Have you been to hell and back a million times in your life? Have you felt like you were standing at the base of a mountain, your destination the other side of it, but not seen one bit of figurative climbing gear to be seen? - not one harness, not one descender, nope, not even one little crampon?

I know what it's like to look up at the top of that mountain. You feel like you'll never get there - but you know you have to do it; there's no turning back. So now what?

If it's too much to look up, turn your attention to the base of the mountain. You'll feel a little less pressured if you just focus on what you can achieve right now in this moment, and leave the rest to unfold as it will.

I know that sometimes when I've glanced up at that mountain top, I've felt immobilized. I've wanted to give up before I started. So I just grabbed onto the first bit of rock I could reach, picked up a foot and found a little step up. As long as I continued to do that, I made progress. Looking up was not an option. I could afford to look only at what was directly in front of me.

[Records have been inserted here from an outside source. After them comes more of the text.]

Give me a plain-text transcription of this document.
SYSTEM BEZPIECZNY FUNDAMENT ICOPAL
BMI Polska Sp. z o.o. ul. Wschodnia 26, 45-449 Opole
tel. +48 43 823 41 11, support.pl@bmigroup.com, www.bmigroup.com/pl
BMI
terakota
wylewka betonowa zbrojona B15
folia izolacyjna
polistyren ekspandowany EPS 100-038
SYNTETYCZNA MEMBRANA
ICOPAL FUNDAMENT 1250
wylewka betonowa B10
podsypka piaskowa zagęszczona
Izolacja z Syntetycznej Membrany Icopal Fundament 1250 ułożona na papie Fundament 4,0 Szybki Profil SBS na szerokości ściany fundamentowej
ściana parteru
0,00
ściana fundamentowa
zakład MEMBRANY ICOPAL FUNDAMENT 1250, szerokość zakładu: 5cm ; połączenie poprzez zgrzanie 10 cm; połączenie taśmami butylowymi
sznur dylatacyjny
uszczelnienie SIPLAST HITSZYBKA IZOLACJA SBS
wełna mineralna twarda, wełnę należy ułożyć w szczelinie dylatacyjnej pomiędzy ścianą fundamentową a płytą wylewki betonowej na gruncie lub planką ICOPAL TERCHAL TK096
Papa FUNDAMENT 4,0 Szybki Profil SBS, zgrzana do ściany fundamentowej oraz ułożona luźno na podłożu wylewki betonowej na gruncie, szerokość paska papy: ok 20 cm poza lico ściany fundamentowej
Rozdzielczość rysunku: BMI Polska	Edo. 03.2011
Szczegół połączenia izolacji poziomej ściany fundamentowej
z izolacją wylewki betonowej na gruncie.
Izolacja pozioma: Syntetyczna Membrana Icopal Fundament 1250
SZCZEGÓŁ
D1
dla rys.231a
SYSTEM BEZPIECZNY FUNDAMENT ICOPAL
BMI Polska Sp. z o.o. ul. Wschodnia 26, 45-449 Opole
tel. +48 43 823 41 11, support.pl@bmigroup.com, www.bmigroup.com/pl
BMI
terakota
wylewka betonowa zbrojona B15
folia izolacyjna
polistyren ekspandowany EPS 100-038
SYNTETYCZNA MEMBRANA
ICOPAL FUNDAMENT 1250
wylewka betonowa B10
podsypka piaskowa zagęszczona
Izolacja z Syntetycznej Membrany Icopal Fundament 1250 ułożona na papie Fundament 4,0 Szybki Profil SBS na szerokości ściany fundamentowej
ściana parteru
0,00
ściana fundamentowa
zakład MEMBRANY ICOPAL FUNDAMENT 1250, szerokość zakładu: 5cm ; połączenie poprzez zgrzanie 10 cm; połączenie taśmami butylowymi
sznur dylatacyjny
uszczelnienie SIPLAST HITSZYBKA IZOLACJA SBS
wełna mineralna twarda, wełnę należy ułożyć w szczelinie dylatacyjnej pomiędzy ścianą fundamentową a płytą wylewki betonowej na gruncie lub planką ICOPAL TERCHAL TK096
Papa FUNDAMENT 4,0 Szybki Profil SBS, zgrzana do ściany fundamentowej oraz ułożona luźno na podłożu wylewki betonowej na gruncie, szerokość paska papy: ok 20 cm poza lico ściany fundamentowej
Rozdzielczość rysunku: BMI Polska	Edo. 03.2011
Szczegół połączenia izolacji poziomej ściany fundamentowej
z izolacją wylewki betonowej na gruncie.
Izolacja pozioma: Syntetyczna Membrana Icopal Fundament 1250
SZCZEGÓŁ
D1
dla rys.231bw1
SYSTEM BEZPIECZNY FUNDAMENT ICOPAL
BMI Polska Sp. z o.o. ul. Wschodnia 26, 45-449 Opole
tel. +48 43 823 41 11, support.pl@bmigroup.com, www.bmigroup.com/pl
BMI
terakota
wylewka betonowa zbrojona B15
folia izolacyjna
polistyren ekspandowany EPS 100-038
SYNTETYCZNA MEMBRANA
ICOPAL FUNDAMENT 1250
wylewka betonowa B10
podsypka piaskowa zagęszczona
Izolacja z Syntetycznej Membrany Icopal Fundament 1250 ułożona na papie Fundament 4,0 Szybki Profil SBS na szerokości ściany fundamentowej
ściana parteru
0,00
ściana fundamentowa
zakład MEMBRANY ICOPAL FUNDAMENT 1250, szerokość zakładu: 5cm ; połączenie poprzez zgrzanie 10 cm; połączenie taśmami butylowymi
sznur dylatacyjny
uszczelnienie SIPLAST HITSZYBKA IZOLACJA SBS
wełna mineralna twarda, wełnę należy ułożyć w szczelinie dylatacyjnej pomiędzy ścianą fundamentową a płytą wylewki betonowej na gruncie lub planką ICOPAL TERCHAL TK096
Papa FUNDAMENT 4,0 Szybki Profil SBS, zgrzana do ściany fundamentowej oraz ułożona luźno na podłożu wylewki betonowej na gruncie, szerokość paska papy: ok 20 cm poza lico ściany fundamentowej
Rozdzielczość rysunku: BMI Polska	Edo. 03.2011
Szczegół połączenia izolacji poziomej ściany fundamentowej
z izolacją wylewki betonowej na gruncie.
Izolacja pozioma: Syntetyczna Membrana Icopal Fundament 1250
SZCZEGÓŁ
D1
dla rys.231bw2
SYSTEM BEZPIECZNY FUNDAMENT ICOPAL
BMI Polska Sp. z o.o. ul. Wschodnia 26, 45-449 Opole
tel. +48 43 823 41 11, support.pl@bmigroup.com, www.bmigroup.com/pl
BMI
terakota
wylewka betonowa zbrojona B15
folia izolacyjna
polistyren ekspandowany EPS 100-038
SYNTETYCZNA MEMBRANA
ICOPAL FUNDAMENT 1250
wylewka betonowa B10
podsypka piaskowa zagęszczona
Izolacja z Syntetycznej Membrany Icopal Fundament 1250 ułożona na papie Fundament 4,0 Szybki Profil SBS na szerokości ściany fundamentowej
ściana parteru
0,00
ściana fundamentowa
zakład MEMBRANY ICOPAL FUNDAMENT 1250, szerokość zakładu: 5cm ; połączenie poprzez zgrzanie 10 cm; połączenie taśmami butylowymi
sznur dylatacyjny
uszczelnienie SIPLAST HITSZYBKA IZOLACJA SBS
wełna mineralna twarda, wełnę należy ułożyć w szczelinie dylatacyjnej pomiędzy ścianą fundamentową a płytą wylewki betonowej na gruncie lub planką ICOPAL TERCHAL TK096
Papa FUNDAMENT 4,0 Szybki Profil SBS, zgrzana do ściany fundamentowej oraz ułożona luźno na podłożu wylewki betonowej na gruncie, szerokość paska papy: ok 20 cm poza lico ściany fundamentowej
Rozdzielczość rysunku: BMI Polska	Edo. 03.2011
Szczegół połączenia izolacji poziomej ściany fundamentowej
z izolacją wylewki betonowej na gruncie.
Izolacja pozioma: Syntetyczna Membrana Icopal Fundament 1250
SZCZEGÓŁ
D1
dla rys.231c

Whatever it is that you're facing, find the first rock that you can handle and take that small step. Leave the biggest, scariest rocks if you can, and get some of the smaller ones out of the way first.

Soon you will feel a bit of relief. Your anxiety will diminish; you will feel stronger. It will reinforce your belief that you must not, under any circumstances, look up, not just yet. To do so might be paralyzing. Forward movement and momentum are paramount. So just keeping grabbing for one small rock at a time, and don't look up.

Before long, you will feel ready to tackle the most challenging rocks. They might not put you at the top of the mountain right away, but you'll be well on your way to reaching it. You might even be able to look up after that. Because the beauty of it is, you'll also be able to look down and see how far you've come.